The Worcester Telegram & Gazette
Monday, June 9, 2003

Editorial
Outside the process
Judge's ruling slams spate of budget add-ons


A judge's finding that a Massachusetts tax on prescriptions is illegal and that the state must refund the $18 million so far is an excellent example of the hazard of enacting significant legislation as "outside sections" tacked onto the state budget.

Struck down was a law requiring pharmacies to pay a $1.30 "fee" for each private-payer prescription they filled - in effect forcing people who buy medicines to subsidize Medicaid with higher prices at the drug store as well is in taxes. More than 100 pharmacies challenged the prescription tax in Suffolk Superior Court.

Citing lapses in the legislative and regulatory process, Judge Allan van Gestel declared that outside sections "are hardly the most appropriate way to adopt legislation, particularly important tax legislation."

He's right. For 30 years, outside sections have been used as a detour around the open legislative process, but the practice has spun out of control in the past decade.

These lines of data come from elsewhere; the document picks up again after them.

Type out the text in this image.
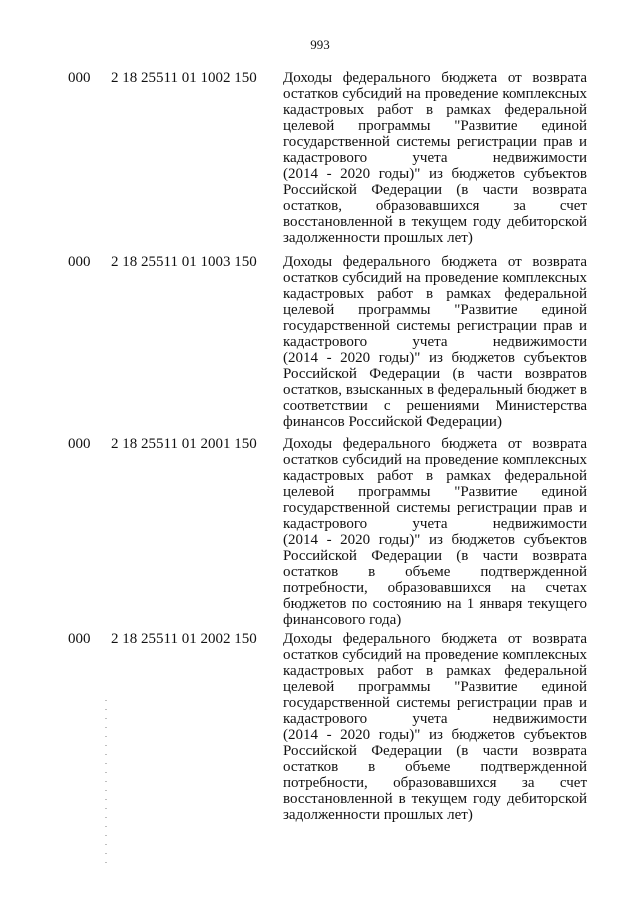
993
000 2 18 25511 01 1002 150 Доходы федерального бюджета от возврата
остатков субсидий на проведение комплексных
кадастровых работ в рамках федеральной
целевой программы "Развитие единой
государственной системы регистрации прав и
кадастрового учета недвижимости
(2014 - 2020 годы)" из бюджетов субъектов
Российской Федерации (в части возврата
остатков, образовавшихся за счет
восстановленной в текущем году дебиторской
задолженности прошлых лет)
000 2 18 25511 01 1003 150 Доходы федерального бюджета от возврата
остатков субсидий на проведение комплексных
кадастровых работ в рамках федеральной
целевой программы "Развитие единой
государственной системы регистрации прав и
кадастрового учета недвижимости
(2014 - 2020 годы)" из бюджетов субъектов
Российской Федерации (в части возвратов
остатков, взысканных в федеральный бюджет в
соответствии с решениями Министерства
финансов Российской Федерации)
000 2 18 25511 01 2001 150 Доходы федерального бюджета от возврата
остатков субсидий на проведение комплексных
кадастровых работ в рамках федеральной
целевой программы "Развитие единой
государственной системы регистрации прав и
кадастрового учета недвижимости
(2014 - 2020 годы)" из бюджетов субъектов
Российской Федерации (в части возврата
остатков в объеме подтвержденной
потребности, образовавшихся на счетах
бюджетов по состоянию на 1 января текущего
финансового года)
000 2 18 25511 01 2002 150 Доходы федерального бюджета от возврата
остатков субсидий на проведение комплексных
кадастровых работ в рамках федеральной
целевой программы "Развитие единой
государственной системы регистрации прав и
кадастрового учета недвижимости
(2014 - 2020 годы)" из бюджетов субъектов
Российской Федерации (в части возврата
остатков в объеме подтвержденной
потребности, образовавшихся за счет
восстановленной в текущем году дебиторской
задолженности прошлых лет)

The Senate, which passed a $22.5 billion budget last week, was faced with 609 outside sections, including many on major policy issues. On a simple voice vote, senators nullified the Clean Elections Law, passed by a voter referendum in 1998. Also tacked onto the budget were proposals affecting MCAS rules, bilingual education, the Quinn Bill and drunken driving. The House faced 469 outside sections in its budget deliberations.

The Legislature's backsliding on outside sections is especially troubling at a time when revenue growth has come to a virtual standstill. Momentous decisions about which programs grow and which are cut should be made in a deliberate and open way, not via hasty voice votes during frantic budget sessions.

In 2000, the House Ways and Means Committee fiscal 2001 budget had an incredible 1,433 outside sections, leading to the notorious all-night "Animal House" session, during which, lawmakers later admitted, many rank-and-filers had no clue about what some of their votes signified.

While not all outside sections are silly or politically suspect, none of them is subjected to the study, public disclosure or debate that is needed. The practice undermines the democratic process by bypassing the usual legislative and public scrutiny.

Reducing the number of outside sections would be one small step toward making the annual budget process significantly more open, accountable and efficient. It certainly would be a way to avoid costly mistakes such as that precipitated by the pharmacy fee vote.